The ‘Class of Katrina’ shares . one last dance

Associated Press

PASS CHRISTIAN, Miss. – Wearing a canary yellow strapless evening gown, Jessica Jenkins walked across the remains of her home, raising her petticoat to keep it out of the red clay.

Prom season holds a special importance for Jenkins and other Gulf Coast students whose last year of high school was defined by Hurricane Katrina.

“The littlest things get to you now,” said Jenkins, who was named the prom queen Saturday. “Things that you would never have thought would bother you before the storm, bother you now.”
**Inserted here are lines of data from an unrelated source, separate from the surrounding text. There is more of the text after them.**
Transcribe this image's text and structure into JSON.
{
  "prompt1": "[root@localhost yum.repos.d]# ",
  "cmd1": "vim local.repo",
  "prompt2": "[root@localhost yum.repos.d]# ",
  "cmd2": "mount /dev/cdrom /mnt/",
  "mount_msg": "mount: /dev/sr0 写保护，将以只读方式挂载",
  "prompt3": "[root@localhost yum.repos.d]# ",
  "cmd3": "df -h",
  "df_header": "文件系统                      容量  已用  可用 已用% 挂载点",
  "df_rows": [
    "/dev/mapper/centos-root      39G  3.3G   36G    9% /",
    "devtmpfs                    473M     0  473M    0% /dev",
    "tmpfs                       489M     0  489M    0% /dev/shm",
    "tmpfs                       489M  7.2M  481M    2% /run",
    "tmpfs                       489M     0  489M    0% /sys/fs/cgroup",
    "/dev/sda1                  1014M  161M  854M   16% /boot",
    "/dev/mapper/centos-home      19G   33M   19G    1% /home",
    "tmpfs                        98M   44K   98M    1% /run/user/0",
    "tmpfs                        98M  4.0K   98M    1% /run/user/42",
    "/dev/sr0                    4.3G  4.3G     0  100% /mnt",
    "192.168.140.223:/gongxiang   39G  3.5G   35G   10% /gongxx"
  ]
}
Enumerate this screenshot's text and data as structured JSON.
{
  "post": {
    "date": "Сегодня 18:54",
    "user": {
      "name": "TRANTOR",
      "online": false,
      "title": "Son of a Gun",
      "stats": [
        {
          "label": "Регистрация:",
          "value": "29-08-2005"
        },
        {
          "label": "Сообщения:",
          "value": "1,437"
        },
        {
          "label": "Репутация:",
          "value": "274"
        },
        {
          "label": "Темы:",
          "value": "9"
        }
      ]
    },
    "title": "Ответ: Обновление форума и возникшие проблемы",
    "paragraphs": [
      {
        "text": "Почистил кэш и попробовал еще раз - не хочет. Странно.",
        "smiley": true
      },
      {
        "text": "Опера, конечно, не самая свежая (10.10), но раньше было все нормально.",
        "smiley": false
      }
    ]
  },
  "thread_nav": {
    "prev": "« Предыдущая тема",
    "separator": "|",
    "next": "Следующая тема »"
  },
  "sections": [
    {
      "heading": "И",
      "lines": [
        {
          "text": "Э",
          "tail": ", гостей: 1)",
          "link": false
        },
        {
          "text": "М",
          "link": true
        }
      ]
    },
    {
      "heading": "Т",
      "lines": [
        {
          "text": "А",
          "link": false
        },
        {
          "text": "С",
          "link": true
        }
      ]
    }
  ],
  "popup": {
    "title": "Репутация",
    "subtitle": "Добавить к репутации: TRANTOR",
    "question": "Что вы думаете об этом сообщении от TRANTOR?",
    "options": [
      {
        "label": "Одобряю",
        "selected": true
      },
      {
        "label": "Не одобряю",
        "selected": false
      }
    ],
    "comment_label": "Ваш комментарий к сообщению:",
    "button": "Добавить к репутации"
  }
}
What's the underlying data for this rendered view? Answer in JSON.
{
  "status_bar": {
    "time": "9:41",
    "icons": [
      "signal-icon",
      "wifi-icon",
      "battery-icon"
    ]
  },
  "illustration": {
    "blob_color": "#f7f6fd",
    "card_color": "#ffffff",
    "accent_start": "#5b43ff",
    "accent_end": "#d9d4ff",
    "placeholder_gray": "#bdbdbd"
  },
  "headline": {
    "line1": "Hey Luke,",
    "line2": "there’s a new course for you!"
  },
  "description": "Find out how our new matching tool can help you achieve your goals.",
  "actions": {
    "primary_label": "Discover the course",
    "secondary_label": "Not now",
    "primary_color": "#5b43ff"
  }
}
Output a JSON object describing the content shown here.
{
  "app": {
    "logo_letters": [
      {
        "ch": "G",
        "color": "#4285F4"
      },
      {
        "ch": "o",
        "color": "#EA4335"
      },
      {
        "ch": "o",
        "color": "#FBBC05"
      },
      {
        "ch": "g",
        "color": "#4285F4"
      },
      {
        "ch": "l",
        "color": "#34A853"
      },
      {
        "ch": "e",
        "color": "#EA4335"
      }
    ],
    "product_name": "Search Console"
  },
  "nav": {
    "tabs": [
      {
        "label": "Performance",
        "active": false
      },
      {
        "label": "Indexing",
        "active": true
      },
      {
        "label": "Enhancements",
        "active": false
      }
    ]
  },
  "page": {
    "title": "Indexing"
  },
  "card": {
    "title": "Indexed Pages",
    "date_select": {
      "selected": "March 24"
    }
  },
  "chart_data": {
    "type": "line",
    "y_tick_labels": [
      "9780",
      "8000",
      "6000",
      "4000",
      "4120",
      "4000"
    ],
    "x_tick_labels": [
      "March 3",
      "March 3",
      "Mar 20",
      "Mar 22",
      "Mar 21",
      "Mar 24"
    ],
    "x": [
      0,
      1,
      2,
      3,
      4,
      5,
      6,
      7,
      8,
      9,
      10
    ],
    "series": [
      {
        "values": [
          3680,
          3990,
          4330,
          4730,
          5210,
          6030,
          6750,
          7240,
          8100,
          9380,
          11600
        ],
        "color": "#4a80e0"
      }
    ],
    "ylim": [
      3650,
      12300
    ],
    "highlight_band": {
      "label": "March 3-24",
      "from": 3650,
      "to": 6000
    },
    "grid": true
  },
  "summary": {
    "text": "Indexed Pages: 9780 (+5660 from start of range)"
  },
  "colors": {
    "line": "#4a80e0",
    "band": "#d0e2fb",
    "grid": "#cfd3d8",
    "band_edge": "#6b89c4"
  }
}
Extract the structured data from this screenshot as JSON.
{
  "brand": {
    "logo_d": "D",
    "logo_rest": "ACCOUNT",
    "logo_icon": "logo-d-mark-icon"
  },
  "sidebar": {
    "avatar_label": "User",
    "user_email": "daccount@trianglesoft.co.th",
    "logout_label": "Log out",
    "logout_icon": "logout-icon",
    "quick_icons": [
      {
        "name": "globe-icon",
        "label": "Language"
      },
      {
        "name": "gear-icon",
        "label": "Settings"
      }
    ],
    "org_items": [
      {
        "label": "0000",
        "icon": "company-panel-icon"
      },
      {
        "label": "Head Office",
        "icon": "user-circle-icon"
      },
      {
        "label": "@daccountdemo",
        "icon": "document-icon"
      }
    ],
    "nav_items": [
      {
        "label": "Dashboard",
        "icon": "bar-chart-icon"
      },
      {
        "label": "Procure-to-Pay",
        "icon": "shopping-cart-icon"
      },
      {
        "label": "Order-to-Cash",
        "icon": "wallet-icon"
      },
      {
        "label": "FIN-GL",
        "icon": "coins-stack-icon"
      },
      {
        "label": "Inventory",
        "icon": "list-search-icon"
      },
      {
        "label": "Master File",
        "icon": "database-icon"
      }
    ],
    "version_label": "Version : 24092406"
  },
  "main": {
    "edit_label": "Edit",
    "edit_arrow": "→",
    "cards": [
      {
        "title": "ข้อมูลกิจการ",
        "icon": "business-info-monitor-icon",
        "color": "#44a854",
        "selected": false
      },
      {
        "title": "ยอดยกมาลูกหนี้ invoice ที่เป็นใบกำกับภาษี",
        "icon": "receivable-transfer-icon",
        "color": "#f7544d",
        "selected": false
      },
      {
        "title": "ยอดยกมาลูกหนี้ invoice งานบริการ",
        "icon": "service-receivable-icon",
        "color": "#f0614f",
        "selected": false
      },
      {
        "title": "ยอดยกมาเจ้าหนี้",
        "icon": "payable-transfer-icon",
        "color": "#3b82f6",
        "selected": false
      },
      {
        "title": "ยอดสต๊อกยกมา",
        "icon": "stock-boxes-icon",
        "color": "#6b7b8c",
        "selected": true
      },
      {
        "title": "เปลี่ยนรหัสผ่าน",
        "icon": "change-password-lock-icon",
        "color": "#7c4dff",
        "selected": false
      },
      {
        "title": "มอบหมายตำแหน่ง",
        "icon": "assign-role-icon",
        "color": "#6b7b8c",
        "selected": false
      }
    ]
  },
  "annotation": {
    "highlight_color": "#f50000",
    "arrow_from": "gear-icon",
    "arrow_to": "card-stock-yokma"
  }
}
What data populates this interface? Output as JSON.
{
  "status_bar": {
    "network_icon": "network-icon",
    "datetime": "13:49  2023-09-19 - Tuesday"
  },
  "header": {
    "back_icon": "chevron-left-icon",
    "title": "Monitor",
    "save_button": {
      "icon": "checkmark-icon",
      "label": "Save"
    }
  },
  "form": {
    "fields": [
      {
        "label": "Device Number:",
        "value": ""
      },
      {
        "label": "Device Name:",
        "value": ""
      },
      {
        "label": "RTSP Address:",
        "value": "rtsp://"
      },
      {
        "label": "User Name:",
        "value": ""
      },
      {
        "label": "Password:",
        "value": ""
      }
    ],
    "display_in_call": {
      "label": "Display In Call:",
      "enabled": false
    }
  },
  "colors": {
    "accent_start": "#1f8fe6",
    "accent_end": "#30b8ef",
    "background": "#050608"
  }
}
Next to the site of her old home, where their new house is under construction, Jenkins and older sister Leah share a trailer supplied by the Federal Emergency Management Agency. Her parents and younger sister Brett live in an adjacent trailer. At one time, they all shared one trailer, with a white maltese and golden haired poodle.

“You have a lot of rough mornings trying to get ready in a FEMA trailer,” she said.

Before Saturday’s prom, she had to apply her makeup in the trailer’s dim lighting while a bulldozer cleared debris from a nearby lot.

She and her classmates from Pass Christian High have been attending school in portable classrooms set up on the campus of the local elementary school. Enrollment was down from 600 students last year to 420.

Other senior classes from Pass Christian have had their proms at a venue in downtown Gulfport but it, too, was damaged by the storm, so Saturday’s party for the Class of 2006 was moved to the Orange Grove Community Center off scenic U.S. 49, next to the Kangaroo Gas Station.

Senior Ryan Spear was shocked the school could hold a prom at all, much less have it ready on time.

“It isn’t bittersweet. It’s just sweet,” senior Heidi Knight said.